The BBC’s biggest female stars aren’t going to wait around and hope that the company will eventually address the gender pay gap; they want changes sooner rather than later, and they’re pulling out all the stops to get their message heard. On July 22, more than 40 women employed by the public broadcaster wrote an open letter to BBC Director-General Tony Hall imploring him to “act now.” Hall has since responded to the letter of his own, stating that change to the gender pay gap will “accelerate.”
The gender pay gap among the BBC’s highest-earning talent was revealed on July 19, when the company released a report revealing the salaries of employees who made more than £150,000. The report showed that male talent was paid much more than female hosts. Before the report was revealed, Hall went on BBC Radio 4 Today to discuss it and dodged specific questions about how to address the gap from host Mishal Husain.
The July 22 open letter addresses these concerns, stating that the release of the report confirmed a preexisting belief that the 42 female stars were paid less than their male counterparts. “You have said that you will ‘sort’ the gender pay gap by 2020, but the BBC has known about the pay disparity for years,” they wrote. “We all want to go on the record to call upon you to act now.”
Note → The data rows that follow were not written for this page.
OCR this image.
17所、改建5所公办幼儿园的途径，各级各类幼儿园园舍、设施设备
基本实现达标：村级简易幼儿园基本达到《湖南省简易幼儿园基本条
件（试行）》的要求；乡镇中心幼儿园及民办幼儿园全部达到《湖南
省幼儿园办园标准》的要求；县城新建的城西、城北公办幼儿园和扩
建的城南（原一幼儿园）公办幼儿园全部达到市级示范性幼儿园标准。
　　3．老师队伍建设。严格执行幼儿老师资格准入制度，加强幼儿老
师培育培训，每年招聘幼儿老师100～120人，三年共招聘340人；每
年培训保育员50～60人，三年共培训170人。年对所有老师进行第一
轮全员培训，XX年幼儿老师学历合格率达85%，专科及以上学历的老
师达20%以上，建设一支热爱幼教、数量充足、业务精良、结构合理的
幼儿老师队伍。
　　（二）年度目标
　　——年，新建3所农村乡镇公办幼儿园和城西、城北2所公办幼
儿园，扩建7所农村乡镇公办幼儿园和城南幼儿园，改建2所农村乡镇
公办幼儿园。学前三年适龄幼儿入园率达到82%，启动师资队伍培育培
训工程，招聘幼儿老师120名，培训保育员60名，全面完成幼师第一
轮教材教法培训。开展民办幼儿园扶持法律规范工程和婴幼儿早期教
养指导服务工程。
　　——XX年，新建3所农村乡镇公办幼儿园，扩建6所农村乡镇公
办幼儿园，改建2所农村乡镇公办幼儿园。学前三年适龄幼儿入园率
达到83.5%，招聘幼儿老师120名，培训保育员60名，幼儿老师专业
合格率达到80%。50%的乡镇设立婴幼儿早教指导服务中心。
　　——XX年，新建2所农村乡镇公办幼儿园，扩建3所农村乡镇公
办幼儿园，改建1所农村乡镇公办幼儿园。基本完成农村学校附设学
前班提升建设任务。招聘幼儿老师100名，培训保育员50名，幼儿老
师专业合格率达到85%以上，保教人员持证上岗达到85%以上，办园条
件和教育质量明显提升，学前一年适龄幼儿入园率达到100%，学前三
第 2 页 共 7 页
Two days later, on July 24, Hall responded with his own letter, according to Variety. He once again stated that he wants to close the gap by 2020 and have a 50/50 split of gender representation on air. Hall added that action was already being taken to address the disparity, but went on to say that “there will be wider consultation meetings over the next two months so we can accelerate further change in the Autumn.” Hall believes next year’s numbers will be different, but in the meantime, he’s going to have a lot to answer for – and not just to his employees.